As fun as it can be to read about, much like the Hunger Games, this is one world that I would prefer NOT to jump into. I think it would actually be rather traumatizing to become a Carpathian and I highly doubt I would adjust as quickly as most of the leading ladies. And I like to picture myself as said lead, I do it unconsciously as I read, so it is important that I am able to relate to her.

Savannah was already Carpathian, although she had trouble accepting her lifemate at first. Lara and Alexandra notable resisted. But nearly 30 books on, true denial of the lifemate bond has been few and far between. If you follow the series, you know that Gabrielle was actually “turned” several books ago to save her life, well before meeting Alexei, but she hasn’t made any attempts to join Carpathian society. She can’t even feed herself or tuck herself in underground in the morning.

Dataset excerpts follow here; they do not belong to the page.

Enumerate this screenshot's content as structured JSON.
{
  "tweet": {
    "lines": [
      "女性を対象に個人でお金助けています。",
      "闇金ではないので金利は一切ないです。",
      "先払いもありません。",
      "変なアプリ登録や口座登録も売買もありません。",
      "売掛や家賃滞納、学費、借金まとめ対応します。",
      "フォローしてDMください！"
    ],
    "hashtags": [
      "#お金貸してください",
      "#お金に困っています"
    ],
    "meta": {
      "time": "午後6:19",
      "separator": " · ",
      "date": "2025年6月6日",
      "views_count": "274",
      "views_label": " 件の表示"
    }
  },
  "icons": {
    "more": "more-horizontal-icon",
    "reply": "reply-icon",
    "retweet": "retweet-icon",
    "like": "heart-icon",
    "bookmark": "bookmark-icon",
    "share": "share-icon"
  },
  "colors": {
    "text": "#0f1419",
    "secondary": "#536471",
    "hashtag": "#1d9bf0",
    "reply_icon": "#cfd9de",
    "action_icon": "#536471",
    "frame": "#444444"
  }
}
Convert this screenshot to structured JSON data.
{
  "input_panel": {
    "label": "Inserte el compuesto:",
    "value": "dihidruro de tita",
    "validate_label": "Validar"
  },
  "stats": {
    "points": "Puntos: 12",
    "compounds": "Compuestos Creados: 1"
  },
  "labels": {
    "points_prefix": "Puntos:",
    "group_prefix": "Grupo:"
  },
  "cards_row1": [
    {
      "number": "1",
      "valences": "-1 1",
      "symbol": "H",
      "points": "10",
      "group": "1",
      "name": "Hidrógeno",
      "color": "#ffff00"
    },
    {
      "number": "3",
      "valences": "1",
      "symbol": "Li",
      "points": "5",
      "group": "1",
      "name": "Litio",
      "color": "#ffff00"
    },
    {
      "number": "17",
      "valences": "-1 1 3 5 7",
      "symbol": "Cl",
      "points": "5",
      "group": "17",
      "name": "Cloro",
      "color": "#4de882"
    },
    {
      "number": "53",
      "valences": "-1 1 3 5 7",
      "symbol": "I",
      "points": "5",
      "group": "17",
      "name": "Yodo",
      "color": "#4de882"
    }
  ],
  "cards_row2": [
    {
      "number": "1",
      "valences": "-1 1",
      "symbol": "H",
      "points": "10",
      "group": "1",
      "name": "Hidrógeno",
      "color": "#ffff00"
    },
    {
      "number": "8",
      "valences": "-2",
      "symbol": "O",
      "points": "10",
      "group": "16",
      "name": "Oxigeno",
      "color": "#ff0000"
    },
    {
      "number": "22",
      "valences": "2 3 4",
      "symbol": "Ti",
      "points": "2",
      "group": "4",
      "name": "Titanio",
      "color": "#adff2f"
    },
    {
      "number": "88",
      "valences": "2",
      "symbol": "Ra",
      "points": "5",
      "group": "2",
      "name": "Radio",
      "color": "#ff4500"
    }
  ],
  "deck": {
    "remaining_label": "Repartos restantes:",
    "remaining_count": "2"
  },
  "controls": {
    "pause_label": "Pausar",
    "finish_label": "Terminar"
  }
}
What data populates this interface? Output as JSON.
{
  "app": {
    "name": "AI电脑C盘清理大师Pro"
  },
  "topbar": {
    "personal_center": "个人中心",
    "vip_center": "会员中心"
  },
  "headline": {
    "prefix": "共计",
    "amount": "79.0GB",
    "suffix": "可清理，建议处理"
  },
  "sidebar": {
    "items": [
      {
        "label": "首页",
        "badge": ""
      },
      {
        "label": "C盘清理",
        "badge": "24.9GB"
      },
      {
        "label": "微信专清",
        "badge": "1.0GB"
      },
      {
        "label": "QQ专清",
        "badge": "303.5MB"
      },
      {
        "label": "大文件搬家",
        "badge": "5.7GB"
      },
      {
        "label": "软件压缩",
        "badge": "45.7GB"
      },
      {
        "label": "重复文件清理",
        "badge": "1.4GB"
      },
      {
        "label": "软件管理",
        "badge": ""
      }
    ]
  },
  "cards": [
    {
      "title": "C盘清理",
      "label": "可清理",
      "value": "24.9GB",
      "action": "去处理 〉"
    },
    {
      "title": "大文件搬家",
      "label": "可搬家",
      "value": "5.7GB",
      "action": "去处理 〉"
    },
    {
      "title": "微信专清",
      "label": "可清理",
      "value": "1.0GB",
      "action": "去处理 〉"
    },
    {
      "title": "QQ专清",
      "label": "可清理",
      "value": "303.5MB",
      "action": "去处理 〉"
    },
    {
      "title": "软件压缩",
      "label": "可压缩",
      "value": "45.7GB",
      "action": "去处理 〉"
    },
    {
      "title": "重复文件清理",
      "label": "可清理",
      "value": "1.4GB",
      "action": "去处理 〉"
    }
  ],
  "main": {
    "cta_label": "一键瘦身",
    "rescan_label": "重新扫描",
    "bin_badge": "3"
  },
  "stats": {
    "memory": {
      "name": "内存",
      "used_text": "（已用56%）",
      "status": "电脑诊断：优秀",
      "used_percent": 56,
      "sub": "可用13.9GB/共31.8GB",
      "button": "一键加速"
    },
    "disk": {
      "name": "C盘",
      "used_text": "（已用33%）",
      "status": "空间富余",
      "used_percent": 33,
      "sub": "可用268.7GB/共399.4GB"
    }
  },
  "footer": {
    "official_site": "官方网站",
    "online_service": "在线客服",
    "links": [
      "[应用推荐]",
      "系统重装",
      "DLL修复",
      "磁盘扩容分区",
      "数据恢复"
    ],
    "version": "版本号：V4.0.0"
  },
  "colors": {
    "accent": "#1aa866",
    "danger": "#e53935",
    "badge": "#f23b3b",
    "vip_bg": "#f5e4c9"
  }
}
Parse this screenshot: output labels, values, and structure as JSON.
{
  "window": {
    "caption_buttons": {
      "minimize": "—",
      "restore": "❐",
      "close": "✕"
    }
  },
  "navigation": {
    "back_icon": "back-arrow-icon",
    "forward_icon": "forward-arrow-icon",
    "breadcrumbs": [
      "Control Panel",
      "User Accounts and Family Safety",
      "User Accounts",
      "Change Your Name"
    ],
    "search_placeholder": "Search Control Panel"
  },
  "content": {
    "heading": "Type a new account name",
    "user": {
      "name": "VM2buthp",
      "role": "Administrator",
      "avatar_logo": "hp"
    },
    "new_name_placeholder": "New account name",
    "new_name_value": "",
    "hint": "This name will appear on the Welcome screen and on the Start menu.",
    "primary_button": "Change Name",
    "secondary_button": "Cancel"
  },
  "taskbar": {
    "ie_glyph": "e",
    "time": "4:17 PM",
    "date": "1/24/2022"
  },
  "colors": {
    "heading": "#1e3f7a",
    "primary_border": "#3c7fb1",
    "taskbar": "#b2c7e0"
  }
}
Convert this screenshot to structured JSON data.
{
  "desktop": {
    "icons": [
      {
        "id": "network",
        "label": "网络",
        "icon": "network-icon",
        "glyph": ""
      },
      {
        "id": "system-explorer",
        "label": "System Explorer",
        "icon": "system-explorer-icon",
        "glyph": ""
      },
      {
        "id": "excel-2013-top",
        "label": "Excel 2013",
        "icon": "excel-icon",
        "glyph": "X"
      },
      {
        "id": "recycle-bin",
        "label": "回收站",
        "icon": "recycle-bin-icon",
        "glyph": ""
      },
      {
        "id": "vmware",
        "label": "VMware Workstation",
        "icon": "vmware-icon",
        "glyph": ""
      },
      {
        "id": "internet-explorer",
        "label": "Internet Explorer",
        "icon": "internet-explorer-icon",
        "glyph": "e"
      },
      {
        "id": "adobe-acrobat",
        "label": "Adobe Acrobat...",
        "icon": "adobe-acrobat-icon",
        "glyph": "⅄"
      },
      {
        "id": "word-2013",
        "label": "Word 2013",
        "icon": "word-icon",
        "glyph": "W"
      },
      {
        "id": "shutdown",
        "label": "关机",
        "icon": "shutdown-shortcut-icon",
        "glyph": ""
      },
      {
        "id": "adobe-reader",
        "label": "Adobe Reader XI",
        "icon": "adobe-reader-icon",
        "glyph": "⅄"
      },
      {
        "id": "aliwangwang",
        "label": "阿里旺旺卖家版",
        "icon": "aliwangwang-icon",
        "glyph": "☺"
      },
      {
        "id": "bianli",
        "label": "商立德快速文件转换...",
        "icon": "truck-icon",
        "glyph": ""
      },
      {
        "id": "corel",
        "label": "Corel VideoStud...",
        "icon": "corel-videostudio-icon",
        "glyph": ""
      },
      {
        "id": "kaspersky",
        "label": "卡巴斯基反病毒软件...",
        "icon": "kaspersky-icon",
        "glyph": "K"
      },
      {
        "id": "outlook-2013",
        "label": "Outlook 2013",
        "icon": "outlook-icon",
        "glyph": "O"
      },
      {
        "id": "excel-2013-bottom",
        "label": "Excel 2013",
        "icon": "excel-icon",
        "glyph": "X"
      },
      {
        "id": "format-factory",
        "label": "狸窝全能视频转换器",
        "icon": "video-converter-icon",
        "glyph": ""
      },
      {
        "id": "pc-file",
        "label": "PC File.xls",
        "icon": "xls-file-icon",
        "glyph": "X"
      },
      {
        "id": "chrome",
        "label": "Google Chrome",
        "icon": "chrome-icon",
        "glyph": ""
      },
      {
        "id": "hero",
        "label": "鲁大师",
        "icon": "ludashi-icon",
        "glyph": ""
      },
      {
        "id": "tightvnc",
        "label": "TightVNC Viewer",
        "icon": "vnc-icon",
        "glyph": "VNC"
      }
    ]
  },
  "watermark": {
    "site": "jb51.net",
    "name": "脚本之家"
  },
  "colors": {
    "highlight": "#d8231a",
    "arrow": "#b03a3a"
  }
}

She clings to her human life and human mind with every bit of strength and tenacity she possesses.

I think her reaction would be most closely aligned with my own of all the heroines introduced so far. It was refreshing to see a “normal” woman with regular old problems trying to fit into this world and failing so desperately at first. It was also awesome (in a bittersweet way) to watch Alexei fail so miserably in stimulating affection in Gabrielle for the first while. The series is set upon the basis that they are two halves of the same whole, but in the mean-time, they are still complete strangers who have many misunderstandings and hurts standing between them and happiness.

I would love to see Christine one day write a book where the heroine comes with a few kids who aren’t so happy with the Carpathian lifestyle (and danger) their Mom is dragging them into. Maybe with a biological Dad in the background that shares custody.

A lot of fans might not share my dream – they’re more escapist readers who want the fantastical adventure and fairy-tale romance – but I love to read tales that are bound to the human world, and what could be more human than our complicated familial ties and emotions that bind our lives to one another.